Longitudinal MRI scans can reveal damage that manifests months to years after a traumatic brain injury (TBI), according to a new study. The results, published in Neurorehabilitation and Neural Repair, might provide justification for the use of MRI as an assessment tool and prognostic biomarker in patients with TBI.

“Despite being precipitated by an acute event, it is becoming clear that TBI is not a single insult with monophasic resolution, but a chronic disease with dynamic processes that remain active for years,” explains Virginia Newcombe, lead author of the new study.

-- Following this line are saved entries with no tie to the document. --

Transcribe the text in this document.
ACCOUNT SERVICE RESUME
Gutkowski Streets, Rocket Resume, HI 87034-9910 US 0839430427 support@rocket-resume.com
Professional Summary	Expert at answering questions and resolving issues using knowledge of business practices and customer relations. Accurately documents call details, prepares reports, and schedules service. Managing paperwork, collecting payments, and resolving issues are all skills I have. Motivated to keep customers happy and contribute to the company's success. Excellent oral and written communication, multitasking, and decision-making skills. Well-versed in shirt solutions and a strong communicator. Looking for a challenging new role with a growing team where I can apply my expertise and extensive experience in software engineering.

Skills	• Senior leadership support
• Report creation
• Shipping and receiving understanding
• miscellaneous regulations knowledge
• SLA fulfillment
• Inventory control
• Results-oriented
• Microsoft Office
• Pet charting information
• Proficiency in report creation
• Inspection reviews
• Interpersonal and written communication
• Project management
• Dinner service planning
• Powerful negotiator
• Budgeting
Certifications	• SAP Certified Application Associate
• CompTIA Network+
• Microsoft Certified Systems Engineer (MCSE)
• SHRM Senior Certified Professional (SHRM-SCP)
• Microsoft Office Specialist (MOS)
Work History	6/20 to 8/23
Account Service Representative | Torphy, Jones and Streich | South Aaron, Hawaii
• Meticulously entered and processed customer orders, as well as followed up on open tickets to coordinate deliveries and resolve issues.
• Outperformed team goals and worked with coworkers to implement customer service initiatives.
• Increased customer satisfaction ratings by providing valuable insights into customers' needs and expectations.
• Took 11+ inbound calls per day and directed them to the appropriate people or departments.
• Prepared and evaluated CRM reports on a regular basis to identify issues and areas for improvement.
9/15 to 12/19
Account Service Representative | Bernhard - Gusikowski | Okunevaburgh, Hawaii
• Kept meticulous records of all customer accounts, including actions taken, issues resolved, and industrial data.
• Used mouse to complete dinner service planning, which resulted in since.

Newcombe and colleagues recruited 12 patients with TBI to undergo longitudinal brain scans using volumetric MRI and diffusion tensor imaging (DTI). The first scan took place a median time of 33 h after injury, and follow-up MRI was conducted at approximately 6 weeks and 1 year. The investigators also imaged 30 controls matched for age and sex, and obtained longitudinal scans from eight of these participants.

Over the course of the study, structural MRI revealed that patients with TBI demonstrated significantly higher rates of thalamic volume loss and ventricle expansion than did controls. Together, these results suggest that substantial brain atrophy occurs in the months and years after TBI.

Whole-brain diffusion tensor tractography in one patient illustrates progressive deterioration of white matter in the weeks and months following traumatic brain injury. The lines are representative of white matter tracts, which are colour coded according to the directionality of their connections. Image courtesy of V. F. J. Newcombe.

In their first DTI scan, all patients had visible white matter abnormalities in the supratentorial compartment, cerebellum and brainstem. Changes in white matter were also recorded in the follow-up scans but varied between patients, with some demonstrating recovery on DTI measures and others showing continued deterioration. This heterogeneity was associated with cognitive outcomes: patients with sustained impairment showed progressive white matter loss, whereas good cognitive performance correlated with improved DTI measures.

“Intriguingly, our data suggest that DTI is able to provide a biomarker of both recovery and the progression of pathophysiology,” concludes Newcombe. Further studies, including more patients and strictly timed follow-up scans, will be necessary to support this use of DTI.

Newcombe suggests that longitudinal PET scans of patients with TBI could complement the current study, for example, by revealing the possible deposition of amyloid or tau protein, or elucidating whether microglial activation plays a substantial part in TBI recovery. These data would not only shed further light on the late effects of TBI, but might also reveal new avenues for treatment.